Add to this that could field and throw better than any of the above (some were outright defensive liabilities). And as for baserunning, it isn't close; he set a baseball record in 1997 by going from first to third on singles 150 times, and he is the only player--at any position--to hit 400 homers and steal 200 bases.

One could make the argument that Stargell or McCovey was more dangerous, or more clutch, or more something--but to find a first baseman significantly better than Bagwell, one would have to go back more than half a century, to gentlemen named Foxx, Mize, Greenberg, Sisler, Gehrig.

Jeff Bagwell is a Hall-of-Famer.

Kerry, Day 2: Signs of Life

The gang at Fox News were almost bouncing in the anchor chairs this morning.

Kerry has been put into Han Solo-esque carbon freezing until next Wednesday.

Now: what are the consequences?
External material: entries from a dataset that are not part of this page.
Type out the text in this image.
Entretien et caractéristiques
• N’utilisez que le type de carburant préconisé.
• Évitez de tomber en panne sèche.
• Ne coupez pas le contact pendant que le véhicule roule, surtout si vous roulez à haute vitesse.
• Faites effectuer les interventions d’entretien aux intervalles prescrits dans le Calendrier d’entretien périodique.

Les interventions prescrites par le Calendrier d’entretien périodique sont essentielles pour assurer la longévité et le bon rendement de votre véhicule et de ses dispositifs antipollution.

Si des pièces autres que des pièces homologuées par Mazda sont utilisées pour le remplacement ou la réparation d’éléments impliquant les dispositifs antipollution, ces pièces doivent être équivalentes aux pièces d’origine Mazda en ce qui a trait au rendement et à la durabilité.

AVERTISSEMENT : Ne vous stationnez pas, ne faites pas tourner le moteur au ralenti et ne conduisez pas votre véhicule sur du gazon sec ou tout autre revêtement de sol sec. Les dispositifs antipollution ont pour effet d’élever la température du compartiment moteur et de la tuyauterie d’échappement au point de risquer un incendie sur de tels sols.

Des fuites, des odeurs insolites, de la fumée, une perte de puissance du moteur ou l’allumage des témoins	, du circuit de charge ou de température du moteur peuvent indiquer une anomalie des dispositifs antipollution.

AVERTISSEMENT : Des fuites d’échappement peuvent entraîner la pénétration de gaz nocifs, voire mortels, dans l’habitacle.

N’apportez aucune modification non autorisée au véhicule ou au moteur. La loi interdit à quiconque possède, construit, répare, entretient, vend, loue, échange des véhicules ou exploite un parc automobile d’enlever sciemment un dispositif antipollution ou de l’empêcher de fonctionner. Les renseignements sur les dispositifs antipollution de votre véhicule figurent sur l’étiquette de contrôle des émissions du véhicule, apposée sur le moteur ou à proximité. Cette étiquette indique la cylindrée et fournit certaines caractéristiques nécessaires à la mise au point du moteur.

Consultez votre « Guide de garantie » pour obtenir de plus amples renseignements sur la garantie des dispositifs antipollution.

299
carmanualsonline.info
Probably not an outright flip of a specific election or elections, nothing like the 2002 Paul Wellstone "memorial service" essentially handed Minnesota, and probably Missouri, to the GOP. Harold Ford--who by all accounts was losing anyway--quickly distanced himself in Tennessee. James Webb in Virginia, who has embraced Kerry in the past, may have a more difficult time, especially with Virginia's substantial military and military-family population.

The real effect may be psychological, something to get the GOP moving in the last week and get people generally in the polls. The GOP base has been looking for something to get them moving. This may be it.